Kundun, 1997. Directed by Martin Scorsese.

Scorsese's second stab at hagiography is absolutely mesmerizing. Here, Scorsese uses a cast of non-actors to tell the story of the early life of the fourteenth Dalai Lama of Tibet from his discovery on the Chinese border to his flight into India to escape the regime of the Red Chinese. What Scorsese does with this material is astonishing, given the general nature of the films for which he is best known. Scorsese portrays the contrast between the enlightened philosophy of non-violence practiced by the Tibetans with the violence of this century as a striking, horrifying, and profoundly spiritual clash of cultures and as a subdued coming of age drama set in desperate times.
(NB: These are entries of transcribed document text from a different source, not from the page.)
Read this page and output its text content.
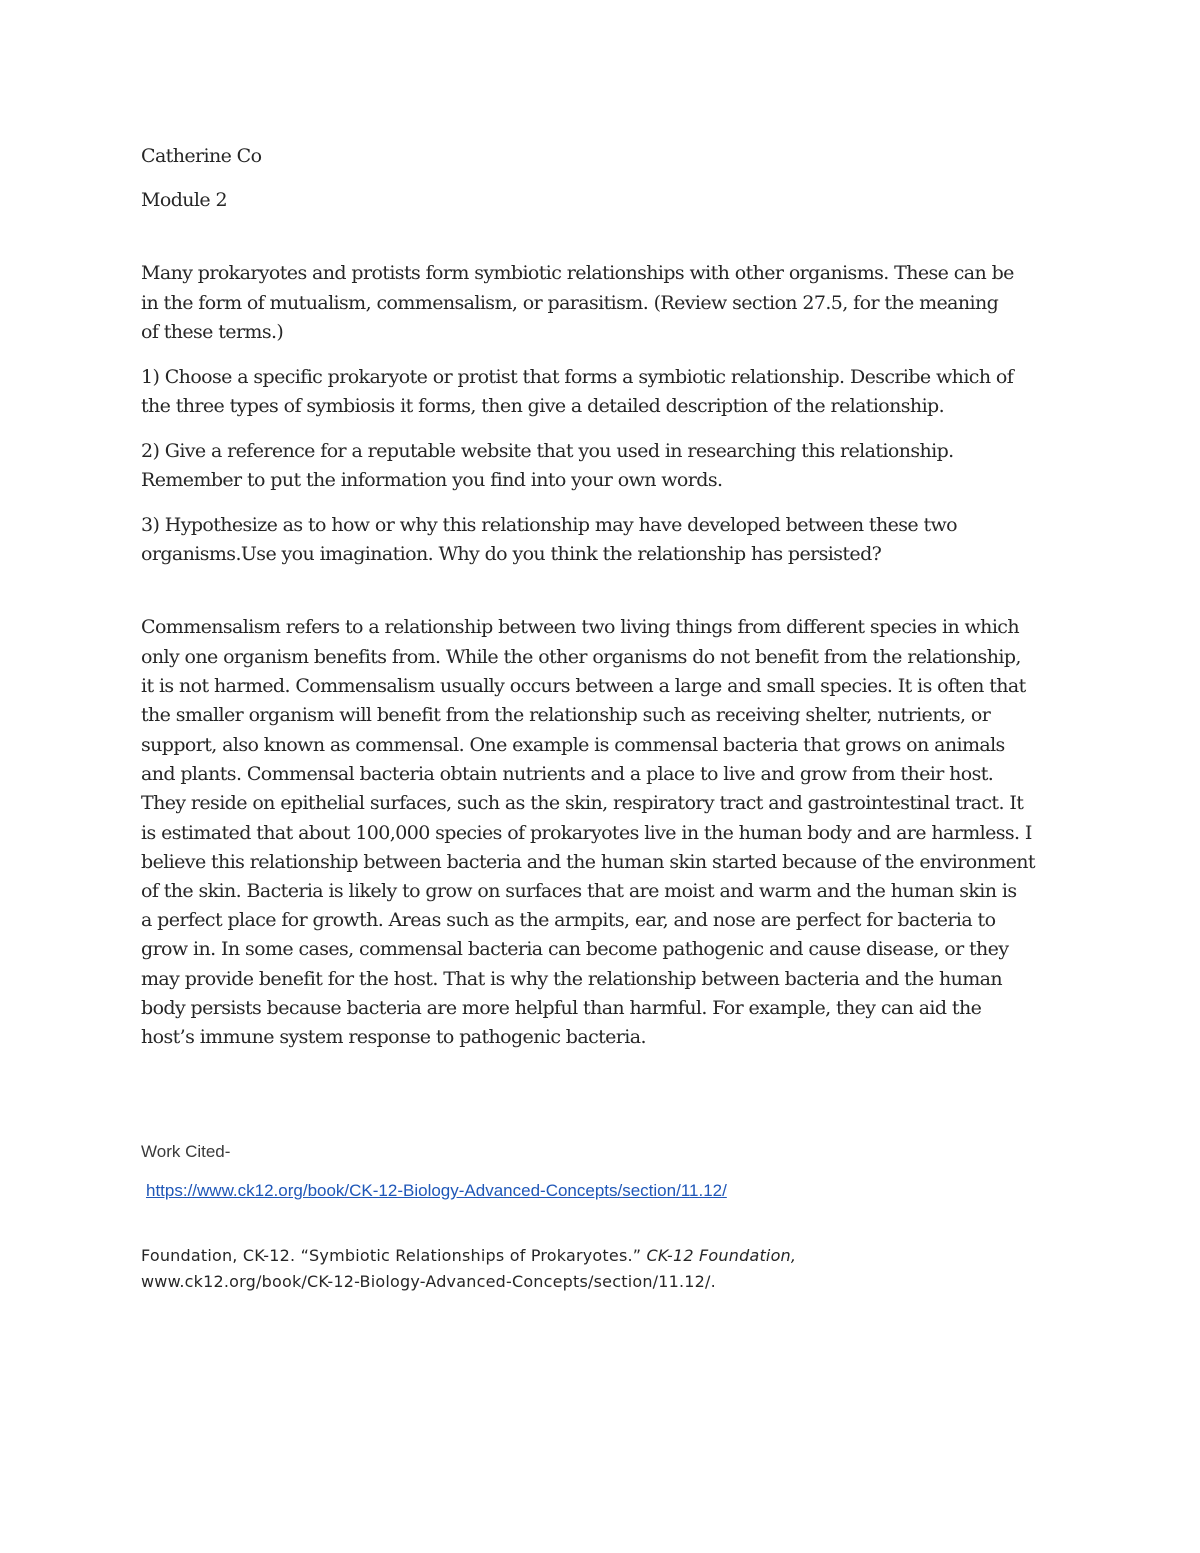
Catherine Co
Module 2
Many prokaryotes and protists form symbiotic relationships with other organisms. These can be
in the form of mutualism, commensalism, or parasitism. (Review section 27.5, for the meaning
of these terms.)
1) Choose a specific prokaryote or protist that forms a symbiotic relationship. Describe which of
the three types of symbiosis it forms, then give a detailed description of the relationship.
2) Give a reference for a reputable website that you used in researching this relationship.
Remember to put the information you find into your own words.
3) Hypothesize as to how or why this relationship may have developed between these two
organisms.Use you imagination. Why do you think the relationship has persisted?
Commensalism refers to a relationship between two living things from different species in which
only one organism benefits from. While the other organisms do not benefit from the relationship,
it is not harmed. Commensalism usually occurs between a large and small species. It is often that
the smaller organism will benefit from the relationship such as receiving shelter, nutrients, or
support, also known as commensal. One example is commensal bacteria that grows on animals
and plants. Commensal bacteria obtain nutrients and a place to live and grow from their host.
They reside on epithelial surfaces, such as the skin, respiratory tract and gastrointestinal tract. It
is estimated that about 100,000 species of prokaryotes live in the human body and are harmless. I
believe this relationship between bacteria and the human skin started because of the environment
of the skin. Bacteria is likely to grow on surfaces that are moist and warm and the human skin is
a perfect place for growth. Areas such as the armpits, ear, and nose are perfect for bacteria to
grow in. In some cases, commensal bacteria can become pathogenic and cause disease, or they
may provide benefit for the host. That is why the relationship between bacteria and the human
body persists because bacteria are more helpful than harmful. For example, they can aid the
host’s immune system response to pathogenic bacteria.
Work Cited-
https://www.ck12.org/book/CK-12-Biology-Advanced-Concepts/section/11.12/
Foundation, CK-12. “Symbiotic Relationships of Prokaryotes.” CK-12 Foundation,
www.ck12.org/book/CK-12-Biology-Advanced-Concepts/section/11.12/.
Scorsese is still the prodigal child of the cinema and he barrows liberally for this movie from Welles, Powell (especially Black Narcissus), Hitchcock, Bunuel, Busby Berkley even, and a multitude of other sources and welds them into an amalgam that is uniquely his own. This is as good as cinema gets. During its entire two and a half hours of running time, one never feels the urge to look away from the screen for fear of missing some new visual delight or some telling nuance of the story. This is reinforced by Phillip Glass's hypnotic score--Scorsese has always used music well, but here he employs it to its fullest to hold the audience's rapt attention. As in all of Scorsese's movies, it is the incidental details that tell the most: the utterly creepy incarnation of Chairman Mao, the repeated motif of sand painting as a metaphor for the ephemeral nature of life, the shifting POV shots that plunge into spiritual visions throughout the movie, and the film's most flamboyant set piece: the funeral of the Dalai Lama's father, chopped up and fed to vultures as the news of the Chinese invasion is revealed. This is Scorsese's best movie since Goodfellas, and one can scarcely imagine a more different experience. One for the ages.